LEE COUNTY, Fla. -- The U.S. Army Corps of Engineers began releasing water from Lake Okeechobee on Saturday at a rate of 1,800 cubic feet per second.
"The lake remains at its lowest level since 2011,” said Army Corp Spokesperson John Campbell. But he says they want to continue releasing water into the Caloosahatchee River to get a head start on the rainy season.
The 2016 El Nino season caught many people off guard. Heavy rains forced the corps to release more water than expected, leading to devastating algae blooms in Southwest Florida.
"We are hopeful that doing some small releases now, getting the lake back on a downward trajectory, reduces the probability of having to do harmful releases over the summer,” said Campbell.

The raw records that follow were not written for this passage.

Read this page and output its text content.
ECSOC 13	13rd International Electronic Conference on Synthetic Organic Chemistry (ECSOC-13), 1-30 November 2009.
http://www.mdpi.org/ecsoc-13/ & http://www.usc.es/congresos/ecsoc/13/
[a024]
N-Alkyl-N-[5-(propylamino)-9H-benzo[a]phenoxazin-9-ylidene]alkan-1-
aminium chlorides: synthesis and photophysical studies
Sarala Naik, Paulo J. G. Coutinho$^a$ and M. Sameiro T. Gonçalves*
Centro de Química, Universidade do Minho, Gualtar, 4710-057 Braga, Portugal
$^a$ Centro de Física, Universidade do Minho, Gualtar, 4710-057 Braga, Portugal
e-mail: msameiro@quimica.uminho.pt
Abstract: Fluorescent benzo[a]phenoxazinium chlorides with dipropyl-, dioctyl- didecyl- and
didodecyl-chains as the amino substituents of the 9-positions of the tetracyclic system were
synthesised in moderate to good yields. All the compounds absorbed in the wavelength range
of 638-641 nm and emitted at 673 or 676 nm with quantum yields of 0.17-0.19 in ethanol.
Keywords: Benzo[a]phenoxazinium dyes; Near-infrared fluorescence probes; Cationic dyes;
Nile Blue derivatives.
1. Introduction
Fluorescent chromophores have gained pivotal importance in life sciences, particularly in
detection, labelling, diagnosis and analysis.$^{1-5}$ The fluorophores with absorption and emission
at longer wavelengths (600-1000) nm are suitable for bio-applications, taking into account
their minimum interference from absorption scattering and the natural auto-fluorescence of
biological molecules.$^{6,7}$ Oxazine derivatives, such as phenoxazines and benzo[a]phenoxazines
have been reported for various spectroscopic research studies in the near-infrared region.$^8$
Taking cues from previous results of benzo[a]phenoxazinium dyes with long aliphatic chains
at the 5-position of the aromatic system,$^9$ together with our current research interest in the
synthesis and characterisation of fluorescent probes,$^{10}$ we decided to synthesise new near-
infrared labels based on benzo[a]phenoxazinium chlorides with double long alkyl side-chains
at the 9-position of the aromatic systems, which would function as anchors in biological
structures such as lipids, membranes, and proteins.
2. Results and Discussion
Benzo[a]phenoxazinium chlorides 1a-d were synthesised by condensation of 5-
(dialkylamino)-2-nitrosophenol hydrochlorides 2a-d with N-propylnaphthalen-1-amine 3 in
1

Most of Southwest Florida is free and clear of algae and the red tide that is often accelerated by the algal blooms. “A lot of people think it would be best to not have any releases from the lake, unfortunately we cannot do without some releases of Lake Water,” said the Director of the Charlotte Harbor National Estuary Jennifer Hecker.
She says the Caloosahatchee River actually needs a healthy balance of salt and fresh water to keep vital marine species alive. “The sea grasses and the oysters, they naturally cleanse the water, Oysters can cleanse up to 50 gallons per day, so when we lose them, it can have a very serious impact on the water quality,” said Hecker.
Larger creatures like manatees feed on those sea grasses. Too much or too little water could wreck the entire food chain along the river, not just oysters and fish.
The Lake Okeechobee releases are scheduled to end March 16, but that could be extended if the area receives heavy rainfall.